Chris will apply his theory of remixing to five pieces of art from the “Free As They Want to Be” exhibition. With this application, he will attempt to highlight how these artists are practicing Sankofic, symbiotic, and speculative remixing through their reinterpretations and reexaminations of famous Black figures and moments in history. In doing so, he will connect their work to James Baldwin’s essay to showcase how Black art is not only interdiscursive but also inherently dependent on remixing.

 

“Monuments: The Role of Collective Memory in Baldwin Aesthetics”

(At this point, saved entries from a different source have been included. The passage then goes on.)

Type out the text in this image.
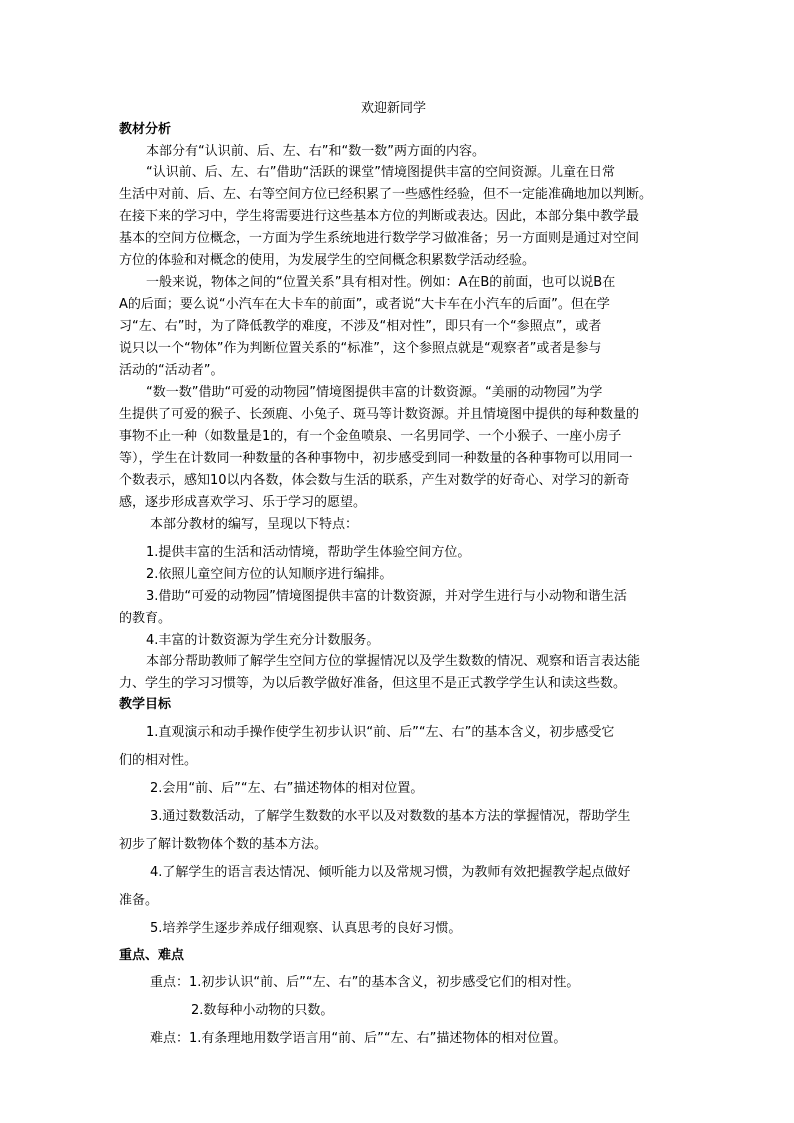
欢迎新同学
教材分析
本部分有“认识前、后、左、右”和“数一数”两方面的内容。
“认识前、后、左、右”借助“活跃的课堂”情境图提供丰富的空间资源。儿童在日常
生活中对前、后、左、右等空间方位已经积累了一些感性经验，但不一定能准确地加以判断。
在接下来的学习中，学生将需要进行这些基本方位的判断或表达。因此，本部分集中教学最
基本的空间方位概念，一方面为学生系统地进行数学学习做准备；另一方面则是通过对空间
方位的体验和对概念的使用，为发展学生的空间概念积累数学活动经验。
一般来说，物体之间的“位置关系”具有相对性。例如：A在B的前面，也可以说B在
A的后面；要么说“小汽车在大卡车的前面”，或者说“大卡车在小汽车的后面”。但在学
习“左、右”时，为了降低教学的难度，不涉及“相对性”，即只有一个“参照点”，或者
说只以一个“物体”作为判断位置关系的“标准”，这个参照点就是“观察者”或者是参与
活动的“活动者”。
“数一数”借助“可爱的动物园”情境图提供丰富的计数资源。“美丽的动物园”为学
生提供了可爱的猴子、长颈鹿、小兔子、斑马等计数资源。并且情境图中提供的每种数量的
事物不止一种（如数量是1的，有一个金鱼喷泉、一名男同学、一个小猴子、一座小房子
等），学生在计数同一种数量的各种事物中，初步感受到同一种数量的各种事物可以用同一
个数表示，感知10以内各数，体会数与生活的联系，产生对数学的好奇心、对学习的新奇
感，逐步形成喜欢学习、乐于学习的愿望。
本部分教材的编写，呈现以下特点：
1.提供丰富的生活和活动情境，帮助学生体验空间方位。
2.依照儿童空间方位的认知顺序进行编排。
3.借助“可爱的动物园”情境图提供丰富的计数资源，并对学生进行与小动物和谐生活
的教育。
4.丰富的计数资源为学生充分计数服务。
本部分帮助教师了解学生空间方位的掌握情况以及学生数数的情况、观察和语言表达能
力、学生的学习习惯等，为以后教学做好准备，但这里不是正式教学学生认和读这些数。
教学目标
1.直观演示和动手操作使学生初步认识“前、后”“左、右”的基本含义，初步感受它
们的相对性。
2.会用“前、后”“左、右”描述物体的相对位置。
3.通过数数活动，了解学生数数的水平以及对数数的基本方法的掌握情况，帮助学生
初步了解计数物体个数的基本方法。
4.了解学生的语言表达情况、倾听能力以及常规习惯，为教师有效把握教学起点做好
准备。
5.培养学生逐步养成仔细观察、认真思考的良好习惯。
重点、难点
重点：1.初步认识“前、后”“左、右”的基本含义，初步感受它们的相对性。
2.数每种小动物的只数。
难点：1.有条理地用数学语言用“前、后”“左、右”描述物体的相对位置。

Candice Thornton, 4th Year Humanities Doctoral Student, CAU


Candice will be examining how Baldwin uses memory as a narrative element of Black aesthetics. She will be discussing pieces from “Free As They Want to Be,” like Sheila Pree Bright’s the Invisible Empire, that reflect Baldwin aesthetics. Further, she will be engaging in discourse surrounding the intersection of collective memory, public history and identity development through a Black Southern lens

“Finding Zamani: Examining Uses of the Archive in Speculative Parafiction” 

Shyheim Williams,  5th year Humanities Doctoral Candidate, CAU

Shyheim will discuss the uses of archival material in the creation of multidisciplinary art as a response to Baldwin’s Everybody’s Protest Novel. His talk will illuminate the importance of Wake Work and the use of archival material in Black art forms as a way to challenge dominant hegemony, expand perspectives of history to include marginalized peoples (Black femmes and queer folx), and how speculative artists can use archival material to create Speculative Paraficiton that challenge and expands the American myth. His theory is grounded in the Bantu concept of Sasa,  the conceivable past and near future, and Zamani, time that looks back to the past for meaning and understanding in the present, and Sadiya Hartman’s concept of Critical Fabulation. His research will center on the work of Sadie Barnette, Adama Delphine Fawndu, Carrie Mae Weems and Dr. Finley’s portrait book”in Free As They Want to Be,” and La Vaughn Belle’s Sovereign.